Je ne peux m'éloigner des années 60, sans évoquer le thème des '' Cathares '' qui fut l'occasion d'un voyage mémorable de Lancelot et d'Elaine sur les terres de l'hérésie albigeoise, en 1967, je crois, avec en main le livre de Michel Roquebert, '' Citadelles du vertige ''.
Pierre Benoît
Anne-Laure, la mère de Lancelot, vouait à Pierre Benoît (1886-1962), une admiration littéraire sans bornes. Bien qu'elle lusse tous ses ouvrages, bien qu'il eut affiché des convictions royalistes (mais pas orléanistes comme la comtesse de Sallembier), et bien qu'elle eut à le croiser souvent, elle s'en était tenue éloignée du fait d'une certaine mauvaise réputation.

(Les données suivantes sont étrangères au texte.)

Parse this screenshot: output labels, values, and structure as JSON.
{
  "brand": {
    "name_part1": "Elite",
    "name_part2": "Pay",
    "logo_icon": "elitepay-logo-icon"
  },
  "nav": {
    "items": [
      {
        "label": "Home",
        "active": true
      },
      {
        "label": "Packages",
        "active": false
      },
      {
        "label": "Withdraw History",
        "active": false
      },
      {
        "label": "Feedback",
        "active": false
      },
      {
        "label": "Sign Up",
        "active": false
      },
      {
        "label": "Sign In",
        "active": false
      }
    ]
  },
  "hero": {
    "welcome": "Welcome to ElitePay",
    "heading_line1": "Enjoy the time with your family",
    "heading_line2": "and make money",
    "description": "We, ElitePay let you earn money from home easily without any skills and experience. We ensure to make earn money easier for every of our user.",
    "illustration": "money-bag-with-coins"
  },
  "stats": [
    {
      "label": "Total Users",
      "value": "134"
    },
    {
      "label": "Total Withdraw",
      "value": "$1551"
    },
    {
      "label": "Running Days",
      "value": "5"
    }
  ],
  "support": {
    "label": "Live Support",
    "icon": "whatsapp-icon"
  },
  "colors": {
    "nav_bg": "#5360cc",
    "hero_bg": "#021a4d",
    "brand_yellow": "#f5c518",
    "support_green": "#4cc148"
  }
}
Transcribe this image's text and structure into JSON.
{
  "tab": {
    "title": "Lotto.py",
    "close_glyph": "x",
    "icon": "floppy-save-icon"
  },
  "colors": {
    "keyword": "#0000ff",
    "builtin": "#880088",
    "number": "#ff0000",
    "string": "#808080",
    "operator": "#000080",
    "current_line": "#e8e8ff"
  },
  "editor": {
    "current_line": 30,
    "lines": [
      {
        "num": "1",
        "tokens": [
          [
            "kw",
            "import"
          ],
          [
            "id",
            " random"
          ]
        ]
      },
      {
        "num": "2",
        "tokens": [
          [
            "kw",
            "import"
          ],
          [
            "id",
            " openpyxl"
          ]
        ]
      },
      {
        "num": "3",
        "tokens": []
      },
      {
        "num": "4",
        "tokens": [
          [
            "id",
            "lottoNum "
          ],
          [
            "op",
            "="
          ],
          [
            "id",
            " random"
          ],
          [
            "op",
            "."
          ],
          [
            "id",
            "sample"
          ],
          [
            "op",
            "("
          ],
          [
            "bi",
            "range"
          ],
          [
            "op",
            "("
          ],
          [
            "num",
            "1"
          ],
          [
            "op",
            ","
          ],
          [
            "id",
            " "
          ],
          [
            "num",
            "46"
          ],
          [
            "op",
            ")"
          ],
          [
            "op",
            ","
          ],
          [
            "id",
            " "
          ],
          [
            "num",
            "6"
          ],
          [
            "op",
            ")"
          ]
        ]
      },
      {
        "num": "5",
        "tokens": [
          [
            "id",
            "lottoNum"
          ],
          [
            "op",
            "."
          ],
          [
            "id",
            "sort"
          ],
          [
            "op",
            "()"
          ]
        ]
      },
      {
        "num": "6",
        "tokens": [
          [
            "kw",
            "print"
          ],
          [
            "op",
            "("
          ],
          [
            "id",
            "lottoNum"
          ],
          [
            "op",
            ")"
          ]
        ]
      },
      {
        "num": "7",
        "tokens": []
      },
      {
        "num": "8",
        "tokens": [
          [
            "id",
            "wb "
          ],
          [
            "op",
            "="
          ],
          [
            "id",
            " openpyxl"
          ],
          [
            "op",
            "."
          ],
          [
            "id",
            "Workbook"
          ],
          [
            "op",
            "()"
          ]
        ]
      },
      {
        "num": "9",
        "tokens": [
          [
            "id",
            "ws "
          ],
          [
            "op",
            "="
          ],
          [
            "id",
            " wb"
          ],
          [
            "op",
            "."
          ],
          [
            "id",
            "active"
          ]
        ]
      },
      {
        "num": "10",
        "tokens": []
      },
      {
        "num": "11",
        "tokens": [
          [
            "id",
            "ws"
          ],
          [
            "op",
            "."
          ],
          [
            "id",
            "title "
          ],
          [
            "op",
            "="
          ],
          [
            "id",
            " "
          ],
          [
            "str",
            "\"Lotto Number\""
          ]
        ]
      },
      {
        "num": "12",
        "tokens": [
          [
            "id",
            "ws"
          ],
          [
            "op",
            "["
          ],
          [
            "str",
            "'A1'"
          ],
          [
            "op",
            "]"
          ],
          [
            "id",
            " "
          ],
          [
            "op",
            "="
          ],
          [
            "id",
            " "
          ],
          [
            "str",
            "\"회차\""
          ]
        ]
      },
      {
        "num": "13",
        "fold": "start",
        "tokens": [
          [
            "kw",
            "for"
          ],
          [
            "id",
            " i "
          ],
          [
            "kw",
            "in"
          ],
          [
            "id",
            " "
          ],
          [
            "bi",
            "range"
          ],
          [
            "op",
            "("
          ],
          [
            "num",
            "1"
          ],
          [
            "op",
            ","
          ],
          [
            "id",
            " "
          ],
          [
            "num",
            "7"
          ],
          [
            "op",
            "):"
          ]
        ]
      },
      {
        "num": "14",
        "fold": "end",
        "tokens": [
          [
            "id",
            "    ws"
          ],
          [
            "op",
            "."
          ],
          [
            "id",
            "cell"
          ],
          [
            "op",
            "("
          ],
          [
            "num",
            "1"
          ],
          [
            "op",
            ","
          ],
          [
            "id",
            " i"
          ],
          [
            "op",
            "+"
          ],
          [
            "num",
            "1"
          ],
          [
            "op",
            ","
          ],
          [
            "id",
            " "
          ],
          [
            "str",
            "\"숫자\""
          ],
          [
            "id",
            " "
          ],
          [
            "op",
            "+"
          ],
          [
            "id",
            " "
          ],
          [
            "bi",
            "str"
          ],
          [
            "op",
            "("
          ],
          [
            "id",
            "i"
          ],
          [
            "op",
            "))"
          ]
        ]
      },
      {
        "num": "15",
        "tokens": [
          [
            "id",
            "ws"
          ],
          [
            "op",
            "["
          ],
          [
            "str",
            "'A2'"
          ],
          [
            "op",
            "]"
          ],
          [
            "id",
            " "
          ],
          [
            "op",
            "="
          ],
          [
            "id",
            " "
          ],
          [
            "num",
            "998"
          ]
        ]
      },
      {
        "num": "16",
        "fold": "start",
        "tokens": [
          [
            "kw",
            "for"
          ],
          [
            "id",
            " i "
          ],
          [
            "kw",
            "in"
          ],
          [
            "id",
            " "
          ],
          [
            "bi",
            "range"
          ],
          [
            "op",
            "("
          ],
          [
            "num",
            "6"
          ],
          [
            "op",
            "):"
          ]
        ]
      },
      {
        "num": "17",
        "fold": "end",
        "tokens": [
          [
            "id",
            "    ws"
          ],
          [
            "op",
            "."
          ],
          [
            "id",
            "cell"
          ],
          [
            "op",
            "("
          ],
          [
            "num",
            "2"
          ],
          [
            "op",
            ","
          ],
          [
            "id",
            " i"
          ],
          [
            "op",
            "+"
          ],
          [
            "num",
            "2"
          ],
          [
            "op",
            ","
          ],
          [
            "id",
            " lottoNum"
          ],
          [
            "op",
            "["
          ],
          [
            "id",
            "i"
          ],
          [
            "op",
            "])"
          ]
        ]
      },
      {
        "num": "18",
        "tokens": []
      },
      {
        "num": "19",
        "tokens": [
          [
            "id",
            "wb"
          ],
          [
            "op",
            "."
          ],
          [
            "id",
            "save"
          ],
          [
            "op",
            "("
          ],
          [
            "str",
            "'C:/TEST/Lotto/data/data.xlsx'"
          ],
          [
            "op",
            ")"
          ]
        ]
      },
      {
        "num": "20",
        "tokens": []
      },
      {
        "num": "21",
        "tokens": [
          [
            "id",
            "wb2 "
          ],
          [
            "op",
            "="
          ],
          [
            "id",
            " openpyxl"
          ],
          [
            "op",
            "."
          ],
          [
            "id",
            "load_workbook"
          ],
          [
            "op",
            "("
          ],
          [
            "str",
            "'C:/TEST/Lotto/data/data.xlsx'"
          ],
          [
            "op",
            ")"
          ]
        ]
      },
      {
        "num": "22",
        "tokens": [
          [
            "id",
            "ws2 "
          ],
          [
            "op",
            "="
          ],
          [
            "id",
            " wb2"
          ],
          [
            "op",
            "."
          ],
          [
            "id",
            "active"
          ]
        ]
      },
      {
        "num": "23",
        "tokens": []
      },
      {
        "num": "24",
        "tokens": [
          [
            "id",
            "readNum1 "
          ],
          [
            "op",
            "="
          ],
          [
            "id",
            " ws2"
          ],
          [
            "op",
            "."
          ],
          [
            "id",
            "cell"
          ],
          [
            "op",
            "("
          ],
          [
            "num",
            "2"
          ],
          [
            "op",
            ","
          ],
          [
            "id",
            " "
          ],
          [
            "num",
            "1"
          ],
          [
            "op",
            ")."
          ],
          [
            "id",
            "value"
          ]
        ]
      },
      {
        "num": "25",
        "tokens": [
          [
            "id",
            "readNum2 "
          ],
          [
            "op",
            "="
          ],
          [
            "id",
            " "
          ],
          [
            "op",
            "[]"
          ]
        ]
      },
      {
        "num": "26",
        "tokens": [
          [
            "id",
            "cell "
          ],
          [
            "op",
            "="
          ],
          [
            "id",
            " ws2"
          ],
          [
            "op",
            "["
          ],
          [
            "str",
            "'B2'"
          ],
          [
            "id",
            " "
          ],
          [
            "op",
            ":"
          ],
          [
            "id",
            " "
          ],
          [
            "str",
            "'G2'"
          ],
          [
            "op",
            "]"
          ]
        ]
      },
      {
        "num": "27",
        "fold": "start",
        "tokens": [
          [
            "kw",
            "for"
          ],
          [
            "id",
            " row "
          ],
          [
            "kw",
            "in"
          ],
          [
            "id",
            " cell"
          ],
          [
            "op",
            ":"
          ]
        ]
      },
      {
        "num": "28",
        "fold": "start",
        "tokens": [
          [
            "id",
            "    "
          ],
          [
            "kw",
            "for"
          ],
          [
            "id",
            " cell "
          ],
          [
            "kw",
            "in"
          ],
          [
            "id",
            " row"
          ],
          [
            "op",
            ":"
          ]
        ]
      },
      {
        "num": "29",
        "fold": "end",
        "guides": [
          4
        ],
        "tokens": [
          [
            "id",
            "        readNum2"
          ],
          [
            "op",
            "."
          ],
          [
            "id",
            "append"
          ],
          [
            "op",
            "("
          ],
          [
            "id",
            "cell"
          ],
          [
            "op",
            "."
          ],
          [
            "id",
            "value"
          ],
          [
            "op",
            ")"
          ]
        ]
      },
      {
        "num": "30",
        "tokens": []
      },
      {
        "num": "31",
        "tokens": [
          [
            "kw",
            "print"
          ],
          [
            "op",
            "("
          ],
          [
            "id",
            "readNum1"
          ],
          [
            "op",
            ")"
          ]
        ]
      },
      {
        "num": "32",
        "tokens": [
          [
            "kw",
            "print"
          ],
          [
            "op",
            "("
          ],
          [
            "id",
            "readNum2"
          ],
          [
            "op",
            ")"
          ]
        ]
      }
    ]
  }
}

Lancelot, grand lecteur de ses œuvres également - au point que ma sœur Axelle se nomma comme l'une de ses héroïnes ( toutes ''en A'' ) - observa pendant l'Occupation, sa présence régulière aux dîners de l'ambassade d'Allemagne pendant la guerre, et son appartenance au comité d'honneur du '' Groupe Collaboration'' alors qu'il refusait, il est vrai, bien d'autres compromissions avec le régime de Vichy...
Pierre Benoît fut un grand écrivain, au succès considérable, avec des titres comme, Kœnigsmark qui fut choisi, en 1953, pour être le N°1, à la création du Livre de poche.
En 1957, à l'occasion de son 40ème roman, Montsalvat, Pierre Benoît fête son cinq millionième livre vendu.
Montsalvat, de par son thème fit partie de l'immense collection de livres que nous entretenons autour du Graal. Pour ma part, sa lecture suivait celle d'un autre roman, de Zoé Oldenbourg, La pierre angulaire, chronique de trois générations à l'époque médiévale dont une partie emprunte les routes du Languedoc dévasté par la Croisade des Albigeois... Nous étions alors, juste avant la vague qui allait promouvoir les cathares comme les héros d'une grande cause occitane.
Le roman de Pierre Benoît se déroule pendant l'Occupation allemande en France en 1943.
Dans un train pour Montpellier, à côté d'un compartiment '' réservé aux officiers de la Wehrmacht '', se rencontrent un homme et une femme qui lisent le même ouvrage: un ouvrage allemand d'Otto Rahn ( Kreuzag Gegen Gral), dans une traduction française au titre '' Croisade contre le Graal''.
Ils se sont sans-doute déjà rencontrés à la faculté de Lettres, car elle le reconnaît. François Sevestre achève une thèse sur les Albigeois, et la jeune femme se nomme Alcyone de Pérella, Alcyone, du nom d'une jeune fille transformée par Junon en colombe, et de Pérella, pour le seigneur cathare de Montségur, condamné et exécuté comme hérétique au XIIIe siècle, dont elle est une descendante.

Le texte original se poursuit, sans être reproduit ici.